After hearing Vinnegar and Brown, he put down his guitar and took up the bass. He argues that bass players get plenty of love: More music listeners are fond of the bass than groan at its solos, he says. “A lot of people love the bass, its sounds. Maybe it’s less featured than other instruments, not upfront all the time, but it’s so essential. Everyone feels it if it’s not there. Everyone loves a good bass line, a good riff, a good groove.”
Holland grew up in a working-class family with his grandfather, uncle, mother and grandmother (his father left when he was a baby). He played ukulele and guitar as a kid and was constantly composing, practicing, thinking about music. He decided with a minimum of angst to drop out of school at 15, which he said gave him “a burst of intensity to be a musician.” In his late teens when he moved to London, he studied with London Philharmonic’s bassist James Merrett, who encouraged Holland to enter London’s Guildhall School of Music and Drama, from where he graduated and still occasionally teaches.
Holland has been playing bass for 55 years, and at 70, looks as spry as he did when he wore a dashiki in Miles Davis’s Bitches Brew-era band during the late ‘60s, if his hair and beard are shorter and grayer than in those heady days. Davis discovered Holland when he walked in to London’s Ronnie Scott Jazz Club to hear pianist Bill Evans’s trio (with drummer Jack DeJohnette and bassist Eddie Gomez). The already legendary trumpeter heard Holland the same night, though not with Evans. As Holland says, “Then Miles offered me an opportunity to play with him. … The universe sent me this amazing gift. I played three weeks at the Count Basie. He never said I had the gig, and he never said I didn’t.”
If Miles helped boost Holland’s early career, Holland has continued to grow and produce good music. He’s a newly anointed National Endowment for the Arts Jazz Master (joining 144 recipients since the honor began in 1965) and a sought-after and much recorded musician. Holland has recorded over 100 albums, led 30 bands, and won multiple Grammy awards. Name any major jazz musician in the past half-century, and he’s likely played with them: Chick Corea, Herbie Hancock, Stan Getz, Thelonious Monk, Ben Webster, Betty Carter, Joe Henderson, Anthony Braxton, Gary Burton, Sam Rivers, Roy Orbison, Jack DeJohnette, Kenny Barron, Oscar Peterson, Pat Metheny, Bill Frisell. The list goes on and on.
Holland still speaks with a British accent though he moved to the United States when he was 21. Periodically, he crosses the pond to teach and play. He likes to cross-pollinate with younger musicians, and teaches at London’s Royal Academy of Music, Boston’s Berklee College of Music and the New England Conservatory of Music.

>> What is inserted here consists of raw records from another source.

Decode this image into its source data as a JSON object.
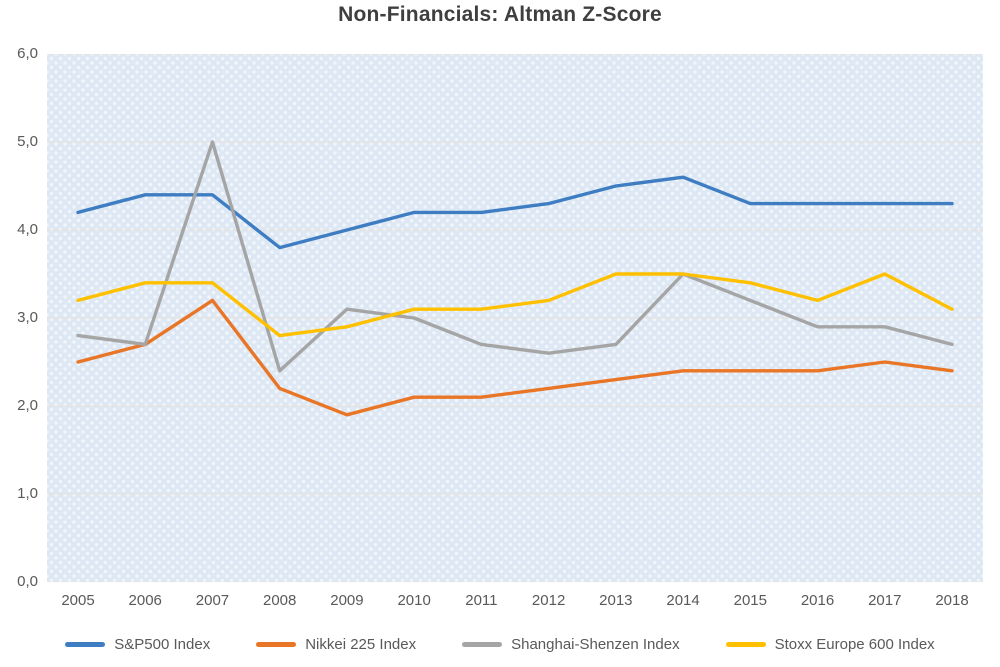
{
  "chart_data": {
    "type": "line",
    "title": "Non-Financials: Altman Z-Score",
    "x": [
      2005,
      2006,
      2007,
      2008,
      2009,
      2010,
      2011,
      2012,
      2013,
      2014,
      2015,
      2016,
      2017,
      2018
    ],
    "series": [
      {
        "name": "S&P500 Index",
        "color": "#3f7dc3",
        "values": [
          4.2,
          4.4,
          4.4,
          3.8,
          4.0,
          4.2,
          4.2,
          4.3,
          4.5,
          4.6,
          4.3,
          4.3,
          4.3,
          4.3
        ]
      },
      {
        "name": "Nikkei 225 Index",
        "color": "#e97526",
        "values": [
          2.5,
          2.7,
          3.2,
          2.2,
          1.9,
          2.1,
          2.1,
          2.2,
          2.3,
          2.4,
          2.4,
          2.4,
          2.5,
          2.4
        ]
      },
      {
        "name": "Shanghai-Shenzen Index",
        "color": "#a5a5a5",
        "values": [
          2.8,
          2.7,
          5.0,
          2.4,
          3.1,
          3.0,
          2.7,
          2.6,
          2.7,
          3.5,
          3.2,
          2.9,
          2.9,
          2.7
        ]
      },
      {
        "name": "Stoxx Europe 600 Index",
        "color": "#ffc000",
        "values": [
          3.2,
          3.4,
          3.4,
          2.8,
          2.9,
          3.1,
          3.1,
          3.2,
          3.5,
          3.5,
          3.4,
          3.2,
          3.5,
          3.1
        ]
      }
    ],
    "ylim": [
      0,
      6
    ],
    "ytick_values": [
      0,
      1,
      2,
      3,
      4,
      5,
      6
    ],
    "ytick_labels": [
      "0,0",
      "1,0",
      "2,0",
      "3,0",
      "4,0",
      "5,0",
      "6,0"
    ],
    "xlabel": "",
    "ylabel": "",
    "grid": true,
    "gridline_color": "#e6e1d8",
    "plot_background": "#dde8f4",
    "legend_position": "bottom",
    "line_width": 3.4
  }
}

“We learn from each other in this community,” Holland says. “I’ll hear something that will show me something. What goes around comes around. There is never a shortage of fired-up young musicians moving the music forward.”
Music keeps you young, the late and fellow English-born musician Marian McPartland of National Public Radio’s Piano Jazz program said, and Holland is a preeminent example. In robust health (he had a bout with heart trouble when he was 36 but has thoroughly recovered), he maintains constant receptiveness to new sounds and styles, and a steady work ethic. “I never minded practicing,” he declares. “Never.” Holland continues to be inspired by Spanish cellist Pablo Casals’ words about longevity in the music world. “He said ‘I keep thinking I can get a little better.’”
Not only does Holland play with jazz virtuosos and record on his own label, Dare2, he stretches into other musical realms: flamenco, classical, and recently, he has been working with Indian tabla virtuoso Zakir Hussain. “The kind of music you play has more do with the musicians you play with than anything else,” Holland explains. He likes the change-ups, the diversity. “It keeps everything moving to reach across genres. It feeds my creative fire. Music is a journey. It takes you through many landscapes.”